As três pessoas que estavam comigo no elevador se recusavam a devanear. Assim como todas as pessoas com quem compartilhava o vagão de metrô. Foram duas rápidas observações que me levaram a respirar aliviado por ter percebido que ainda preservava a auto-indulgência tanto do devaneio quanto da inspeção de atitudes alheias.

A crítica de “ninguém mais conversa; todo mundo anda e até come com a fuça no celular” nunca me convenceu. Pois se a pessoa não está prejudicando ninguém, que faça o que bem entender. Mas no meu conceito ela está deixando de existir como indivíduo, já que é no devaneio, contemplação e troca que se imprime identidade no mundo.
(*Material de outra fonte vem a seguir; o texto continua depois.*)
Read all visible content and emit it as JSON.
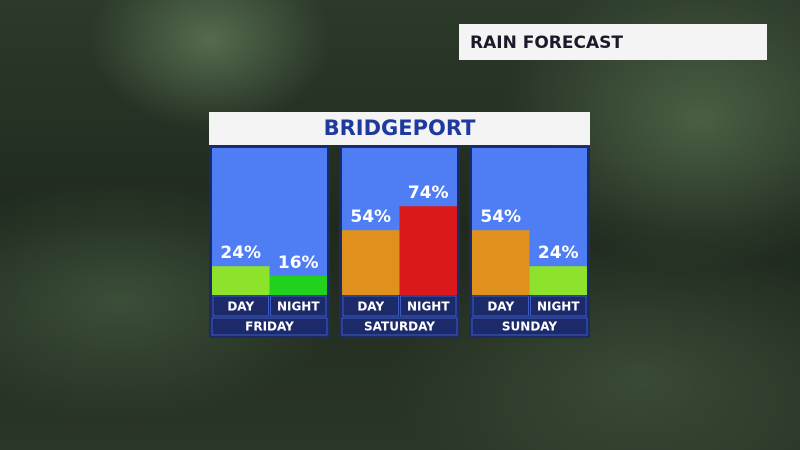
{
  "header": {
    "title": "RAIN FORECAST"
  },
  "chart_data": {
    "type": "bar",
    "title": "BRIDGEPORT",
    "categories": [
      "FRIDAY",
      "SATURDAY",
      "SUNDAY"
    ],
    "series": [
      {
        "name": "DAY",
        "values": [
          24,
          54,
          54
        ],
        "value_labels": [
          "24%",
          "54%",
          "54%"
        ],
        "colors": [
          "#8de32b",
          "#e0901d",
          "#e0901d"
        ]
      },
      {
        "name": "NIGHT",
        "values": [
          16,
          74,
          24
        ],
        "value_labels": [
          "16%",
          "74%",
          "24%"
        ],
        "colors": [
          "#22d11d",
          "#d9191b",
          "#8de32b"
        ]
      }
    ]
  }
}
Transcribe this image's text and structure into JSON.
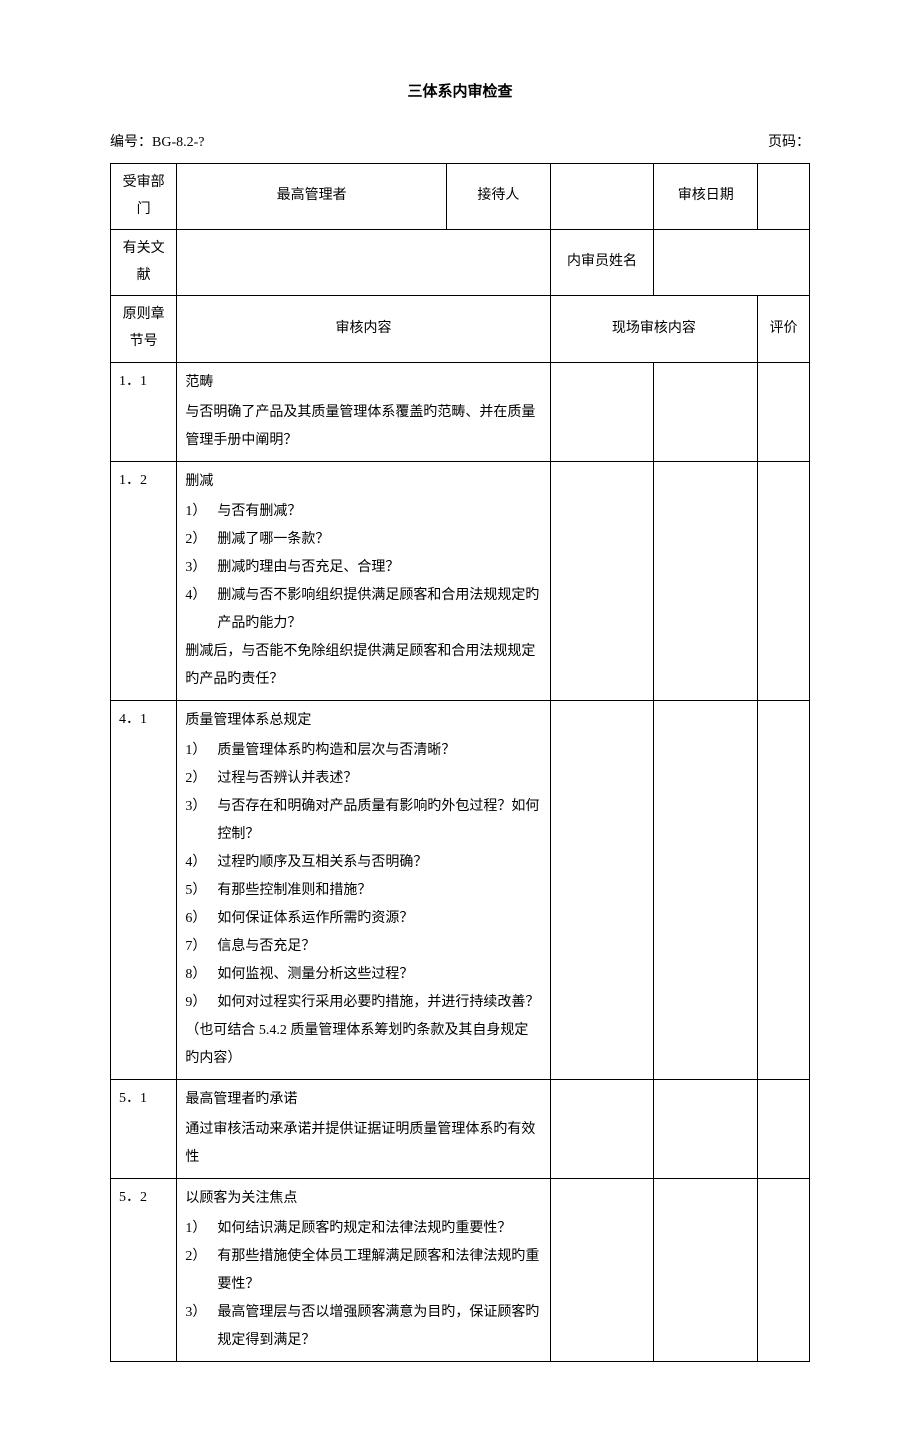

Explico melhor. E para isso recorro à inteligência artificial generativa.

Se o próprio René Descartes, inspirador do título acima e do cartesianismo, lançou obra chamada Meditações….

O processo desta é a evocação à própria base de dados para geração de conteúdos novos, sejam textos, áudios, músicas, imagens ou vídeos. E o que é essa jornada se não o próprio caminho do processo criativo, por onde estabelecemos nossa assinatura?

Os pensamentos não nascem no vácuo. As descobertas tampouco. Insights germinam do correlacionamento de memórias, da conexão das diferentes peças no repertório intelectual que fomos colecionando no decorrer da vida. A iluminação é elaborada em nosso devaneio. Só que cada vez menos somos propensos à permissão de experiências tão somente contemplativas. Até o caminhar precisa ser preenchido por fone de ouvido, consumo de notícias, checagem de mensagens de Whatsapp.

Posso estar errado, mas não acredito que seja possível criar algo a partir da sobreposição de funções mentais. Seja um pensamento original, uma música ou mesmo um texto como o que escrevo – tudo parte da cognição de fontes diferentes e da oferta de espaço de silêncio mental. Quando dizem que a meditação é um dos pilares de estilo de vida saudável não explicam devidamente sua importância. O próprio René Descartes, inspirador do título deste artigo e do cartesianismo, lançou obra chamada Meditações.

Também não é explícito o risco do comodismo de entregar tudo o que torna humana a nossa espécie a um dispositivo. Já é sabido desde o século 18, na Revolução Industrial, que as máquinas são superiores em produção. Só que a mecanização não ativa inteligência nem razão, que são as ligas da vida e do real progresso dos seres humanos.

Ainda no século 17 os filósofos iluministas ensinaram o valor do devaneio na formação de pessoas com melhores decisões morais, mais empáticas, compassivas, além de reflexivas. Ou seja, aqueles que vivem suas melhores versões e que tem potencial de fazer diferença. Quem sou eu sem a fuça no celular na fila do pão para contrariá-los?